Дворецкий сообщил мне, что коктейли для нас с господином Ермоловым будут поданы на террасе в восемь часов, но я быстро переоделась и спустилась уже без четверти восемь – наверное, надеялась застать его за продажей атомной подводной лодки. Все оказалось куда более банально. Мой гостеприимный хозяин всего-навсего читал журнал «Экономист». Ермолов оказался высоким мужчиной, не особо широкоплечим, но крепким на вид, светловолосым, с бесцветными северными глазами. Одет он был просто, такое могут себе позволить только очень богатые люди: однотонная рубашка, темно-синие чиносы, дешевые электронные часы. Увидев меня, Ермолов встал и странно посмотрел на меня – как будто бы вопросительно, с улыбкой, как на старую знакомую.

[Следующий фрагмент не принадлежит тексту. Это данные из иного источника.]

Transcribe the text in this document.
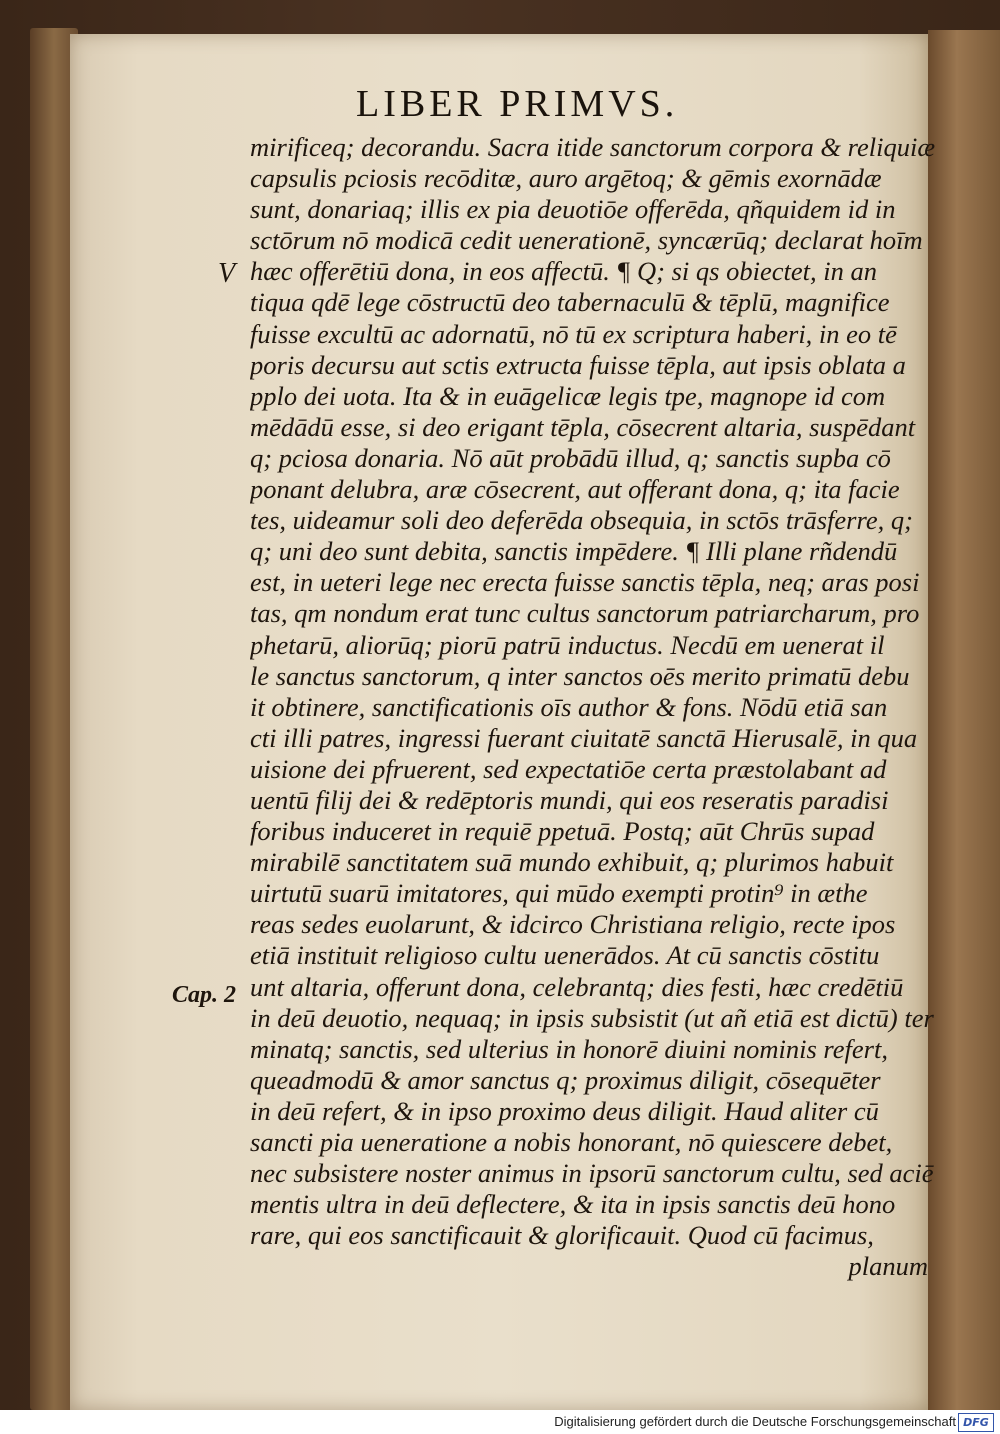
LIBER PRIMVS.
V
Cap. 2
mirificeq; decorandu. Sacra itide sanctorum corpora & reliquiæ
capsulis pciosis recōditæ, auro argētoq; & gēmis exornādæ
sunt, donariaq; illis ex pia deuotiōe offerēda, qñquidem id in
sctōrum nō modicā cedit uenerationē, syncærūq; declarat hoīm
hæc offerētiū dona, in eos affectū. ¶ Q; si qs obiectet, in an
tiqua qdē lege cōstructū deo tabernaculū & tēplū, magnifice
fuisse excultū ac adornatū, nō tū ex scriptura haberi, in eo tē
poris decursu aut sctis extructa fuisse tēpla, aut ipsis oblata a
pplo dei uota. Ita & in euāgelicæ legis tpe, magnope id com
mēdādū esse, si deo erigant tēpla, cōsecrent altaria, suspēdant
q; pciosa donaria. Nō aūt probādū illud, q; sanctis supba cō
ponant delubra, aræ cōsecrent, aut offerant dona, q; ita facie
tes, uideamur soli deo deferēda obsequia, in sctōs trāsferre, q;
q; uni deo sunt debita, sanctis impēdere. ¶ Illi plane rñdendū
est, in ueteri lege nec erecta fuisse sanctis tēpla, neq; aras posi
tas, qm nondum erat tunc cultus sanctorum patriarcharum, pro
phetarū, aliorūq; piorū patrū inductus. Necdū em uenerat il
le sanctus sanctorum, q inter sanctos oēs merito primatū debu
it obtinere, sanctificationis oīs author & fons. Nōdū etiā san
cti illi patres, ingressi fuerant ciuitatē sanctā Hierusalē, in qua
uisione dei pfruerent, sed expectatiōe certa præstolabant ad
uentū filij dei & redēptoris mundi, qui eos reseratis paradisi
foribus induceret in requiē ppetuā. Postq; aūt Chrūs supad
mirabilē sanctitatem suā mundo exhibuit, q; plurimos habuit
uirtutū suarū imitatores, qui mūdo exempti protin⁹ in æthe
reas sedes euolarunt, & idcirco Christiana religio, recte ipos
etiā instituit religioso cultu uenerādos. At cū sanctis cōstitu
unt altaria, offerunt dona, celebrantq; dies festi, hæc credētiū
in deū deuotio, nequaq; in ipsis subsistit (ut añ etiā est dictū) ter
minatq; sanctis, sed ulterius in honorē diuini nominis refert,
queadmodū & amor sanctus q; proximus diligit, cōsequēter
in deū refert, & in ipso proximo deus diligit. Haud aliter cū
sancti pia ueneratione a nobis honorant, nō quiescere debet,
nec subsistere noster animus in ipsorū sanctorum cultu, sed aciē
mentis ultra in deū deflectere, & ita in ipsis sanctis deū hono
rare, qui eos sanctificauit & glorificauit. Quod cū facimus,
planum
Digitalisierung gefördert durch die Deutsche Forschungsgemeinschaft DFG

Он подвинул мне стул, предложил бокал шампанского, и я заметила, что он двигается немного скованно и сдержанно, с изящным спокойствием, которое могло бы показаться очаровательным, если бы не его руки. Длинные, тонкие пальцы все время елозили по ножке бокала, теребили швы на льняной салфетке, передвигали крошечные розетки с оливками и корнишонами. Его руки и полувоенная стрижка под машинку нервировали меня, вызывая ассоциации с душными комнатами для допросов, пожелтевшими папками из видавших виды шкафов, росчерками карандаша, которые могли между делом и двумя глотками холодного горького кофе обречь человека на жизнь в Сибири. Неутомимая энергия рук шла вразрез с его имиджем, в них было что-то алчное, цепляющееся.

– Добро пожаловать, мисс Тирлинк! Я так рад, что вы смогли вырваться из водоворота вашей напряженной жизни в мире искусства и найти время для визита, – неуклюже пошутил он и смущенно улыбнулся.

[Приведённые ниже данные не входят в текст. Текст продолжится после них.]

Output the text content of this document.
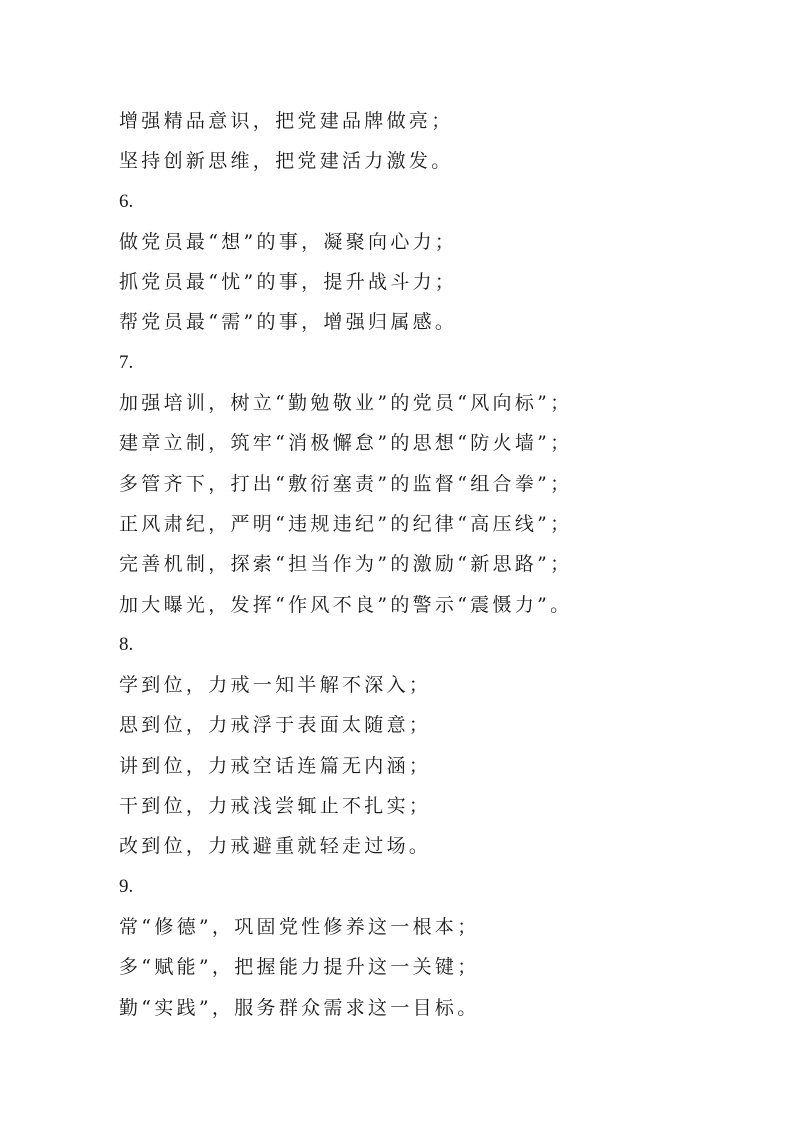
增强精品意识，把党建品牌做亮；
坚持创新思维，把党建活力激发。
6.
做党员最“想”的事，凝聚向心力；
抓党员最“忧”的事，提升战斗力；
帮党员最“需”的事，增强归属感。
7.
加强培训，树立“勤勉敬业”的党员“风向标”；
建章立制，筑牢“消极懈怠”的思想“防火墙”；
多管齐下，打出“敷衍塞责”的监督“组合拳”；
正风肃纪，严明“违规违纪”的纪律“高压线”；
完善机制，探索“担当作为”的激励“新思路”；
加大曝光，发挥“作风不良”的警示“震慑力”。
8.
学到位，力戒一知半解不深入；
思到位，力戒浮于表面太随意；
讲到位，力戒空话连篇无内涵；
干到位，力戒浅尝辄止不扎实；
改到位，力戒避重就轻走过场。
9.
常“修德”，巩固党性修养这一根本；
多“赋能”，把握能力提升这一关键；
勤“实践”，服务群众需求这一目标。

– Я счастлива, что мне представилась такая возможность! – отозвалась я, рассмеявшись своим самым заливистым смехом.

За аперитивом Ермолов тихо оценивал меня, ведя ни к чему не обязывающую беседу о том, как я добралась, и о чудесном виде с террасы. Затем мы переместились в беседку с видом на море, где нам подали ужин. Официанты сновали туда-сюда, подавая нам паштет из сибаса, запеченные пирожки с лангустом, а в трех сотнях футов под нами ласково шумело море. На дорожке, ведущей к террасе, зажглись свечи, и, заглянув Ермолову через правое плечо, я увидела, что они сияют до самой воды, освещая вырубленную прямо в скале лестницу. К моему удовольствию, оказалось, что Ермолов тоже курит, мы вели крайне светскую беседу, «Шассань-Монраше» было просто превосходным, но мне было как-то не по себе. Я никак не могла перестать думать о том, что этот человек каким-то образом сумел собрать настоящую сокровищницу, wunderkammer прекрасного, которая была скрыта от мира в невыразительной бетонной коробке у подножия холма.

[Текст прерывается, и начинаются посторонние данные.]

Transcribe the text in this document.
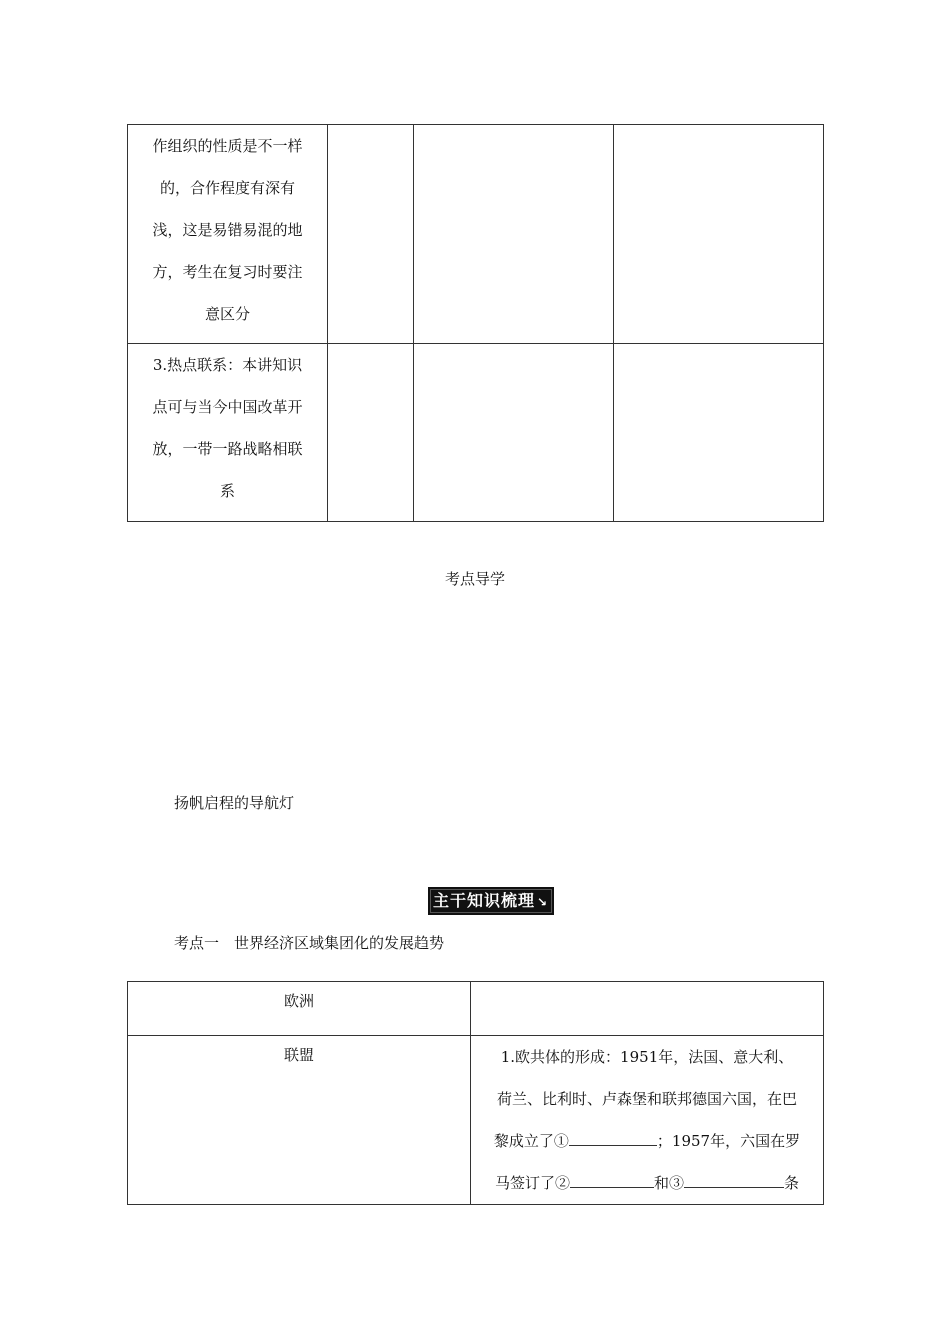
作组织的性质是不一样
的，合作程度有深有
浅，这是易错易混的地
方，考生在复习时要注
意区分			

3.热点联系：本讲知识
点可与当今中国改革开
放，一带一路战略相联
系			

考点导学
扬帆启程的导航灯
主干知识梳理 ↘
考点一　世界经济区域集团化的发展趋势
欧洲	
联盟	1.欧共体的形成：1951年，法国、意大利、
荷兰、比利时、卢森堡和联邦德国六国，在巴
黎成立了① ；1957年，六国在罗
马签订了② 和③ 条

В течение первой перемены блюд я держала себя в руках – раньше о делах говорить не положено, поэтому мы обсуждали, в какое время года лучше всего ездить в Венецию и на Карибы, ремонт, который он делал в своем приобретенном пять лет назад доме во Франции, новую архитектуру Москвы, статью о которой я на всякий случай прочитала по пути сюда. Теперь по ночам центр столицы патрулировали дружины добровольцев, пытались поймать поджигателей, которые уничтожали старые здания, чтобы освободить место для новой застройки. Поговорили о Лермонтове, которого Ермолов обожал, будучи выходцем с Кавказа, он процитировал наизусть длинный отрывок из «Демона», чем совершенно обезоружил меня, как это умеют делать только русские, и даже начал мне нравиться. Руки продолжали все время беспокойно шевелиться, потом нам принесли крошечный пудинг из фиолетового крем-брюле, но мы к нему даже не прикоснулись. Я замолчала в ожидании его вопросов.

– Значит, какое-то время до переезда в Венецию вы жили в Нью-Йорке. Или в Париже?

Я остолбенела. Элизабет Тирлинк никогда не бывала в Париже!

– Вообще-то, я из Швейцарии.

– Прошу прощения, должно быть, что-то перепутал.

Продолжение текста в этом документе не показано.